Erdogan’s comments came hours after the EU gave the green light for the expansion of sanctions against Turkey over its exploration of gas reserves in eastern Mediterranean waters claimed by EU members Greece and Cyprus.
French President Emmanuel Macron, speaking in Brussels after the EU summit said Europe “remains obviously always open to dialogue but won’t accept a policy destabilizing its member states as well as its regional environment.”
Turkey only recently withdrew its Oruc Reis survey vessel back to port in order not to anger Brussels too much before the summit — a move that was ridiculed by the European Council President Charles Michel as the “game of cat and mouse.”
Last year, the EU prepared a sanctions program to punish “illegal” exploration activities in Cyprus’s exclusive economic zone in the eastern Mediterranean Sea, including the freezing of assets of the people and companies involved. So far, only two senior officials of Turkey’s state-run Turkish Petroleum Corporation have been put on the sanctions list, despite an expectation that more people will be added to it.
Some sanctions in the past — such as the threat of freezing accession talks — have only pushed Ankara to play the refugee card as a bargaining chip, where it threatens to open the gates for letting refugees into European countries.
For Karol Wasilewski, an analyst at the Warsaw-based Polish Institute of International Affairs, the EU decision was totally expected.
“On one hand, the EU had to do something because its credibility was at stake as during the last few months Turkey did not do anything to appease European decision-makers. On the other, with the election of Joe Biden to the US administration there is a greater chance for a transatlantic approach toward Turkey which may be more effective,” he told Arab News.
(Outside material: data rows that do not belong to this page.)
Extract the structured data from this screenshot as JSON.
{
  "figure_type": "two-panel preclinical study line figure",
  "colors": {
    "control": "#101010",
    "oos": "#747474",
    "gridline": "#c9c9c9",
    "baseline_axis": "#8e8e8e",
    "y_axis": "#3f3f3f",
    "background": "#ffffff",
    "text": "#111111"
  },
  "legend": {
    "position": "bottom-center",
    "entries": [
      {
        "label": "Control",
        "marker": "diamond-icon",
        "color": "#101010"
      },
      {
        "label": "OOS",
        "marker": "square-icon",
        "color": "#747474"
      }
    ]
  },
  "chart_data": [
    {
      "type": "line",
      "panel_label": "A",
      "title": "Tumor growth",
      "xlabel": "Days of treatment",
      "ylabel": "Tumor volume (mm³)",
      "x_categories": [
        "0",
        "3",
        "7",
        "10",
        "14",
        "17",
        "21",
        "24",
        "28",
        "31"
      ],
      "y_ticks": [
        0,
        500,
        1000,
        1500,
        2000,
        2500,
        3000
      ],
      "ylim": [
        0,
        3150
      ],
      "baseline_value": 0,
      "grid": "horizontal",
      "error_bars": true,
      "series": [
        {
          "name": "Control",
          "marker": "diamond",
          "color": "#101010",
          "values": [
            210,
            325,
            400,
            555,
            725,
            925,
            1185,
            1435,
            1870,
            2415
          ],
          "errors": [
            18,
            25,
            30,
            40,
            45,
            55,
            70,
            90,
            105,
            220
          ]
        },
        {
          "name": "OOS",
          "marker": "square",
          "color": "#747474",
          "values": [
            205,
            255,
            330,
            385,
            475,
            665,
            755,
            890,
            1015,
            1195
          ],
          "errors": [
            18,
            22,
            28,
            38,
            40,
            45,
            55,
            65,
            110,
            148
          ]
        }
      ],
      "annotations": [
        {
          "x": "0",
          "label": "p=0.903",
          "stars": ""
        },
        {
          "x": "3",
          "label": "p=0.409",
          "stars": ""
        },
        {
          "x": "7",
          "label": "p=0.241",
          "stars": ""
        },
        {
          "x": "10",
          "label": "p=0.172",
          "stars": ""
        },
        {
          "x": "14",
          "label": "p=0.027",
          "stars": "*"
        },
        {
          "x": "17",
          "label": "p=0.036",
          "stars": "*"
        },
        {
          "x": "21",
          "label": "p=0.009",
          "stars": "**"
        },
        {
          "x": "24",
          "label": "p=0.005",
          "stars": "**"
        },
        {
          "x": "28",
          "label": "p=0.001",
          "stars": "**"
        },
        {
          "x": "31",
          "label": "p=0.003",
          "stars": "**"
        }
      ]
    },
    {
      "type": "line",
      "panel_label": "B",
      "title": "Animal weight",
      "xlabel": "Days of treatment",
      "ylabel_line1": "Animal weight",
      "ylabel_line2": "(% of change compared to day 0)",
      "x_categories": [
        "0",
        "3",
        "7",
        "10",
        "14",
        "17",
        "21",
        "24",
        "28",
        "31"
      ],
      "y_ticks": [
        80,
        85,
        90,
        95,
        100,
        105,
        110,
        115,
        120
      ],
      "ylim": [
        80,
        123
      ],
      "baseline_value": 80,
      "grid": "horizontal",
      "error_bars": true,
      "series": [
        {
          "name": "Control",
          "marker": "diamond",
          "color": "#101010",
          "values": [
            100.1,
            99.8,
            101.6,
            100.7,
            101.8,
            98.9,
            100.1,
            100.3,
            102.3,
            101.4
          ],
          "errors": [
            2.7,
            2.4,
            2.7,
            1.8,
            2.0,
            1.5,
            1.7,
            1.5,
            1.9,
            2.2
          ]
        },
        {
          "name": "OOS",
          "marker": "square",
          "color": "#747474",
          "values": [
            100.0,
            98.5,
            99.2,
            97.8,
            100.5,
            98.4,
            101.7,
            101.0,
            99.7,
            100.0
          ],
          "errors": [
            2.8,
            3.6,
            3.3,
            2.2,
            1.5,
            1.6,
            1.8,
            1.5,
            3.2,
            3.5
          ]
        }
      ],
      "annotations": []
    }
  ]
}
In the meantime, another sanctions package is coming from the US. Washington is preparing to execute its long-speculated sanctions against Turkey over its acquisition last year of the Russian S-400 air defense system, Reuters reported.
According to Max Hoffman, a Turkey analyst from the Washington-based Center for American Progress, at first glance it seems like a response calibrated to convey to Ankara that the US takes this issue very seriously and is willing to go further.
“But Washington would much prefer for Erdogan to reconsider and both sides to avoid an escalatory spiral for the moment,” he told Arab News.